Project OpenEye
ML visual geolocation that won HackKentucky Grand Champion.
Role: ML + full-stack (team of 3)

Overview
A full-stack ML demo that takes a photo shot on the University of Louisville campus and predicts the exact latitude/longitude it was taken from. EXIF GPS is preferred when present; otherwise a fine-tuned ResNet152 regresses coordinates from pixels alone. Built end-to-end over a single weekend and won Grand Champion at HackKentucky (KY Combinators).
Highlights
- Fine-tuned ResNet152 regressor outputs normalized (lat, lon) projected into the campus bounding box.
- Median localization error ~70 m (best ~17 m) across held-out, ground-truth test photos.
- Flask + PyTorch inference backend with a Next.js / React / Mapbox frontend.

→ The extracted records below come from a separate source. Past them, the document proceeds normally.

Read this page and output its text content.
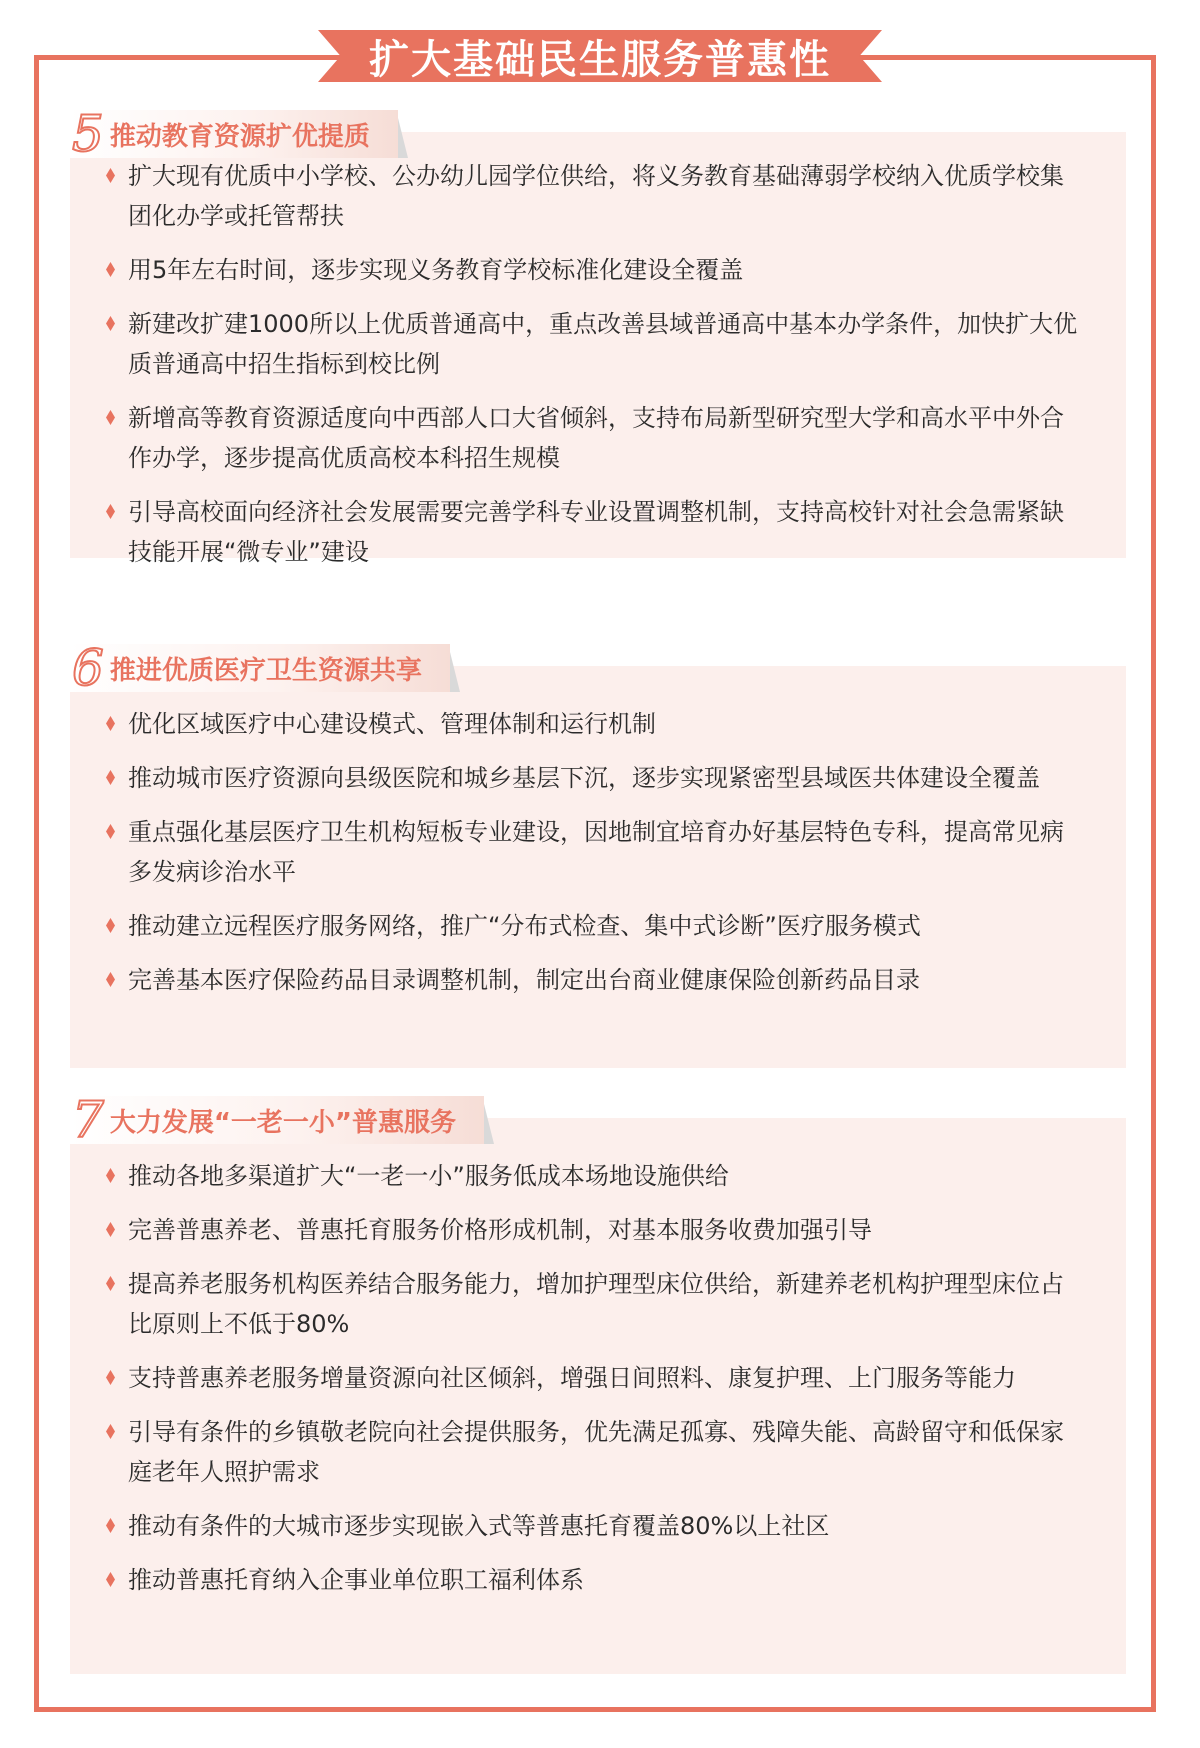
扩大基础民生服务普惠性
5 推动教育资源扩优提质
扩大现有优质中小学校、公办幼儿园学位供给，将义务教育基础薄弱学校纳入优质学校集团化办学或托管帮扶
用5年左右时间，逐步实现义务教育学校标准化建设全覆盖
新建改扩建1000所以上优质普通高中，重点改善县域普通高中基本办学条件，加快扩大优质普通高中招生指标到校比例
新增高等教育资源适度向中西部人口大省倾斜，支持布局新型研究型大学和高水平中外合作办学，逐步提高优质高校本科招生规模
引导高校面向经济社会发展需要完善学科专业设置调整机制，支持高校针对社会急需紧缺技能开展“微专业”建设
6 推进优质医疗卫生资源共享
优化区域医疗中心建设模式、管理体制和运行机制
推动城市医疗资源向县级医院和城乡基层下沉，逐步实现紧密型县域医共体建设全覆盖
重点强化基层医疗卫生机构短板专业建设，因地制宜培育办好基层特色专科，提高常见病多发病诊治水平
推动建立远程医疗服务网络，推广“分布式检查、集中式诊断”医疗服务模式
完善基本医疗保险药品目录调整机制，制定出台商业健康保险创新药品目录
7 大力发展“一老一小”普惠服务
推动各地多渠道扩大“一老一小”服务低成本场地设施供给
完善普惠养老、普惠托育服务价格形成机制，对基本服务收费加强引导
提高养老服务机构医养结合服务能力，增加护理型床位供给，新建养老机构护理型床位占比原则上不低于80%
支持普惠养老服务增量资源向社区倾斜，增强日间照料、康复护理、上门服务等能力
引导有条件的乡镇敬老院向社会提供服务，优先满足孤寡、残障失能、高龄留守和低保家庭老年人照护需求
推动有条件的大城市逐步实现嵌入式等普惠托育覆盖80%以上社区
推动普惠托育纳入企事业单位职工福利体系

- Reproducible validation notebook and 15 ground-truth test images committed to the repo.
How it works
A user uploads an image on the /search page. The Flask backend reads EXIF GPS via piexif; if valid GPS falls inside the UofL campus box, those coordinates are returned directly. Otherwise the image runs through the fine-tuned ResNet152, which outputs normalized (lat, lon) in [0,1]² that is projected back into the campus bounding box. The frontend renders a Mapbox map, drops a marker, and reverse-geocodes an address.
Honest limitations
A hackathon prototype: the model was trained on a small hand-collected campus dataset, so out-of-distribution inputs still resolve to a point inside the box. Trained weights (~236 MB) are not distributed in the public repo. An experimental OSINT panel that called an LLM from the browser was intentionally left inert for security.